Bei einer Studienreise ist meist ein bestimmtes Thema vorherrschend (z.B. Epochen, Kathedralen, Museen) und man wird Ihnen für weniger Sehenswürdigkeiten mehr Zeit lassen. Städtereisen sind häufig darauf ausgelegt, Ihnen in kurzer Zeit möglichst viele Eindrücke zu verschaffen.
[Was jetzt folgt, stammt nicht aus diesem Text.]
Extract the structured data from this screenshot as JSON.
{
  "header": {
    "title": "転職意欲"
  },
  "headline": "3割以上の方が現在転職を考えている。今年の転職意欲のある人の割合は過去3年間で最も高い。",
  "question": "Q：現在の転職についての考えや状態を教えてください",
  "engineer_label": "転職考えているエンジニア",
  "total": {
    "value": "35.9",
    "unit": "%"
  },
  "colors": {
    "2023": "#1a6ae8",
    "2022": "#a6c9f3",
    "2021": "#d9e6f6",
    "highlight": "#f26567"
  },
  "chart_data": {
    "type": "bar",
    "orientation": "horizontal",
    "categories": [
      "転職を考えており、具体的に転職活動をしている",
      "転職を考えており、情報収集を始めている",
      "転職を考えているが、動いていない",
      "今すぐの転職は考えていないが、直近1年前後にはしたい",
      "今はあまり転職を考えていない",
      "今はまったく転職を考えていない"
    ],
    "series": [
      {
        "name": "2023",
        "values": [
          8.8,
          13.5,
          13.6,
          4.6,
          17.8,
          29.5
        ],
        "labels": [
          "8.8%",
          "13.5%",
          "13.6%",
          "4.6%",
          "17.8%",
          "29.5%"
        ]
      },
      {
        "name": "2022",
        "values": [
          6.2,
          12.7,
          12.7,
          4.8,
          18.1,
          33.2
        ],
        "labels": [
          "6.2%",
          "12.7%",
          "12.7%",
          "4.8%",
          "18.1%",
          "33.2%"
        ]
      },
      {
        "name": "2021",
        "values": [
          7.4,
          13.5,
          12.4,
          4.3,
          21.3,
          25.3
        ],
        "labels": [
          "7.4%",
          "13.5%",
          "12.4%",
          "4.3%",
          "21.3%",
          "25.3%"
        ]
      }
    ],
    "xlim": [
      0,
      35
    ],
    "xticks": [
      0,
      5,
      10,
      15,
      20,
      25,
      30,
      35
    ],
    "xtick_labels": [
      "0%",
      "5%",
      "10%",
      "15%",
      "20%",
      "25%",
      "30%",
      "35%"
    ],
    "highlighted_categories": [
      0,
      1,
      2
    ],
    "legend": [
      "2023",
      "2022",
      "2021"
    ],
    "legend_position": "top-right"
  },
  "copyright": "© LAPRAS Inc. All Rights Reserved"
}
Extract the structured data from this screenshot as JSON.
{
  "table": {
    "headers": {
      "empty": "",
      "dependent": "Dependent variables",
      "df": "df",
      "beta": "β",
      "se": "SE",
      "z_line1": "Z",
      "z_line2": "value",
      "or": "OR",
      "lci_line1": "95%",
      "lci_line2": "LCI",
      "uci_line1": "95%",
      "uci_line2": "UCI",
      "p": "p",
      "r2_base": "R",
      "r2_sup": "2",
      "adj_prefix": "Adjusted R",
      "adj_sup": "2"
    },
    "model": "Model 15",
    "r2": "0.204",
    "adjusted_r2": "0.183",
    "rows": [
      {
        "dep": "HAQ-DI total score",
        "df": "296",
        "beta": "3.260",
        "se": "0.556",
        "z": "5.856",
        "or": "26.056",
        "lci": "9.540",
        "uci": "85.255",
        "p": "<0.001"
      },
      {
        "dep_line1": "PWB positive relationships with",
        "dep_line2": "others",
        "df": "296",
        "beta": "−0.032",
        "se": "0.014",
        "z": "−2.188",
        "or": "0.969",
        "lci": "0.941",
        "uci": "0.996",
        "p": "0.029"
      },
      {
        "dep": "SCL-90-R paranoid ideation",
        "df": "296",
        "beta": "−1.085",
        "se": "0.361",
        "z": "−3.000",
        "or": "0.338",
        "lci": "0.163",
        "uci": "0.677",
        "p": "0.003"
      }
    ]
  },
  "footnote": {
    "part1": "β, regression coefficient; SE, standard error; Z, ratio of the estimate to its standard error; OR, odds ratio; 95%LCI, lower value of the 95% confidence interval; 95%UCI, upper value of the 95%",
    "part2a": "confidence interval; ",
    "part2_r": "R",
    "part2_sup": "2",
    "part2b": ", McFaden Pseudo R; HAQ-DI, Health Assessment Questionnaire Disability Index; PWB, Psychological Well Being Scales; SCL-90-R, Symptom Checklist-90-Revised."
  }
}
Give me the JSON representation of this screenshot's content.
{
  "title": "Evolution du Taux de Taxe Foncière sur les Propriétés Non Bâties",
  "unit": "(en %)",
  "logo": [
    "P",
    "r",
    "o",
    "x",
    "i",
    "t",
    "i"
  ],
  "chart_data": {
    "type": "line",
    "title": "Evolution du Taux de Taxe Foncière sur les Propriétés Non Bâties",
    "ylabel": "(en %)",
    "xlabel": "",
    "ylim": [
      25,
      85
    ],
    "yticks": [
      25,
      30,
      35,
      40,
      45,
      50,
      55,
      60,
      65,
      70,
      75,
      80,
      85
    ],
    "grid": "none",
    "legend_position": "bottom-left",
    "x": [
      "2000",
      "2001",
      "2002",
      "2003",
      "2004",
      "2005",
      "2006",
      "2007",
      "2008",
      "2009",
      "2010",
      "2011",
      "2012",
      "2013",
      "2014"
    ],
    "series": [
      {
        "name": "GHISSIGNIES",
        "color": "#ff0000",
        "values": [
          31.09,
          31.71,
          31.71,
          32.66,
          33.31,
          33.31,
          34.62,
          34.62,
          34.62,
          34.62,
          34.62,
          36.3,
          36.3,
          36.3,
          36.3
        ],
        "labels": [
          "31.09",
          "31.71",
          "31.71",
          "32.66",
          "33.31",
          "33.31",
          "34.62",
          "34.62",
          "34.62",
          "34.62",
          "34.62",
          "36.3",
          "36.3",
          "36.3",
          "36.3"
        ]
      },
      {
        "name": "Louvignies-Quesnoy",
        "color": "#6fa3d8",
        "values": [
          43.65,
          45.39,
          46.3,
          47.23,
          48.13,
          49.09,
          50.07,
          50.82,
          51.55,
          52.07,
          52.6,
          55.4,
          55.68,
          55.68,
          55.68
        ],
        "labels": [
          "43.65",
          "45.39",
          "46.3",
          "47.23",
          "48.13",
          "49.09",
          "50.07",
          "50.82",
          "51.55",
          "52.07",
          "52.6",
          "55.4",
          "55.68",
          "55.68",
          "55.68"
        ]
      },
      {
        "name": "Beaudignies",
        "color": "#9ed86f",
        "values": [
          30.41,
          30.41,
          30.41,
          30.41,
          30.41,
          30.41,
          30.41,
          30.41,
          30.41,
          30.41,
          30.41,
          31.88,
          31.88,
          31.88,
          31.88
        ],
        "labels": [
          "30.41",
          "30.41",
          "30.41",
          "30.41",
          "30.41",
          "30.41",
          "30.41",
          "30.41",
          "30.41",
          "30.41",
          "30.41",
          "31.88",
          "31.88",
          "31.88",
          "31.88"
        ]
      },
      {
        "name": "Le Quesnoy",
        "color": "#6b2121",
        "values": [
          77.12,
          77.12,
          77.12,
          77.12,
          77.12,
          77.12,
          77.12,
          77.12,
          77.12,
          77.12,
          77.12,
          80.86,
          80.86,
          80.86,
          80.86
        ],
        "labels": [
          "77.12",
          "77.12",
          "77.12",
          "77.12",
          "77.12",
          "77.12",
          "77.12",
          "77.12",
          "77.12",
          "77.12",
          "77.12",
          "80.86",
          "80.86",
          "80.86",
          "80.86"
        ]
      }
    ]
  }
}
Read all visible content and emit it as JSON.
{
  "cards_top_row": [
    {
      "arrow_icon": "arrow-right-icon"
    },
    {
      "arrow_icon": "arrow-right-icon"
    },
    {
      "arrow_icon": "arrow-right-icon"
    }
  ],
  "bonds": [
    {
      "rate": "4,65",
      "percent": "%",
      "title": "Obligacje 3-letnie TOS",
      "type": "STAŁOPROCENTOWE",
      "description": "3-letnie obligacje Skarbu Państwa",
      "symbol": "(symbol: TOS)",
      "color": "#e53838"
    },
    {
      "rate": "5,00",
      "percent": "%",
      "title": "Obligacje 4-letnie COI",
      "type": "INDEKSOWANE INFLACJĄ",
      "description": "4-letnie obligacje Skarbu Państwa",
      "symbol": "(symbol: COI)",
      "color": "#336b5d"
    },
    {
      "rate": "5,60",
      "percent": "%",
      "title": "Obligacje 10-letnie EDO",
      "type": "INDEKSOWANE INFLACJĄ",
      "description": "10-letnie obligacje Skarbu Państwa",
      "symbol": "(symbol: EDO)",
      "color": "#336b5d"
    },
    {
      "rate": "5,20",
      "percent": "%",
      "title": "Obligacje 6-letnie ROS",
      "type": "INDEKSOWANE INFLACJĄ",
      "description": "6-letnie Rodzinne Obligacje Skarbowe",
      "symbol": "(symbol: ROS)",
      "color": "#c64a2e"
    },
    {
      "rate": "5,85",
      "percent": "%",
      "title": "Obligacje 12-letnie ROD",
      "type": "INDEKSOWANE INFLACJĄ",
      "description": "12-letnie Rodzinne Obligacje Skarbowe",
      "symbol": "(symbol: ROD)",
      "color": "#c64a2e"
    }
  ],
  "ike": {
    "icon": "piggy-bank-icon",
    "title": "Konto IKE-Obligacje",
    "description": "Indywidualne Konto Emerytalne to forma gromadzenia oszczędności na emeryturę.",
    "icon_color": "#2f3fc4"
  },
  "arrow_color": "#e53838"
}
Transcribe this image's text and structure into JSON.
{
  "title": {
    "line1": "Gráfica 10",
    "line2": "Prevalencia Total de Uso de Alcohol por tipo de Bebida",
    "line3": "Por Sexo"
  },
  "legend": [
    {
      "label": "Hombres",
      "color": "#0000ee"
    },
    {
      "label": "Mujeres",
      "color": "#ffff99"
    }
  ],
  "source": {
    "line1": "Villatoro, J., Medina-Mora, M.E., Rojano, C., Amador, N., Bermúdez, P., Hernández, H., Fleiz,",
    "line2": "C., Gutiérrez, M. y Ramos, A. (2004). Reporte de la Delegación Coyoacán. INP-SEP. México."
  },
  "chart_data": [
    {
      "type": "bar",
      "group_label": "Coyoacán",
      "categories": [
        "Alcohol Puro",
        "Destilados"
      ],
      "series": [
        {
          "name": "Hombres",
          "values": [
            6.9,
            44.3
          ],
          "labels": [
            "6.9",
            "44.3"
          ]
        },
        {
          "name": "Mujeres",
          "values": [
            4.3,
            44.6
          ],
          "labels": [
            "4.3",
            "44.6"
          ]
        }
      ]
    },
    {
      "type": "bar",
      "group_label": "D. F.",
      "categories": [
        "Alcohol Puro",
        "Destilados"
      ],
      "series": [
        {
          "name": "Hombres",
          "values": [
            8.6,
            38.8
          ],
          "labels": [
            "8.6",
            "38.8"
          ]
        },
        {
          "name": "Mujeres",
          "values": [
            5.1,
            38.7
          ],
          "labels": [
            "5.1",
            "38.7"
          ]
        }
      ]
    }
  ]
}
Wer sich lieber allein auf Erkundungstour macht, sollte mit dem eigenen Auto oder einem Mietwagen unterwegs sein. Suchen Sie sich im Internet die für Sie interessanten Sehenswürdigkeiten in Italien heraus und planen Sie Ihre Strecke. Wählen Sie Land- und Nebenstraßen statt der großen Autobahnen. Das spart nicht nur Maut, sondern lässt Sie auch die vielen kleinen Schönheiten abseits der großen Denkmäler sehen.

Es gibt überall Sehenswürdigkeiten in Italien zu entdecken

Wer anhand von Sehenswürdigkeiten Italien und seine Geschichte erforschen möchte, der sollte in Rom beginnen. Bauwerke, Denkmäler, Kirchen, Brunnen und Museen zeigen die Historie von der Römerzeit über sämtliche Epochen bis hin zur Moderne. Wer einmal sehen möchte, wie man früher lebte, dem seien Pompeji und Herculaneum empfohlen.

Das Kolosseum mit dem Forum Romanum unterhalb der Palatin (der Legende nach ist dies die Geburtsstätte Roms) zeigt wie viele Sehenswürdigkeiten Italien zur Zeit des Römischen Reiches. Allein die Anzahl der Kunstwerke in den Uffizien (Florenz) sind bereits atemberaubend, die Rialto Brücke in einer der schönsten Städte der Welt, Venedig, lädt zum Träumen ein. Der fünfschiffige Mailänder Dom gehört zu den größten Kirchen der Welt, die Arena von Verona ist das drittgrößte erhaltene Amphitheater, der Leuchtturm von Genua, erbaut um 1128, ist der höchste Europas.

Fast alle Italien-Sehenswürdigkeiten sind frei zugänglich. In Venedig kann allerdings die Seufzerbrücke nur noch bewundert, aber nicht mehr begangen werden. Gleiches gilt für die Arsenale. In Rom ist die Villa Medici nur in Teilen und an bestimmten Tagen von innen zu besichtigen.

Italien sehen und lieben

Superlative, wohin man nur sieht. Wer verbunden mit Sehenswürdigkeiten Italien, und damit vor allem auch die Geschichte Europas entdeckt, wird sich in das Land verlieben und immer wieder kommen wollen, um neues Altes und Altes neu zu entdecken.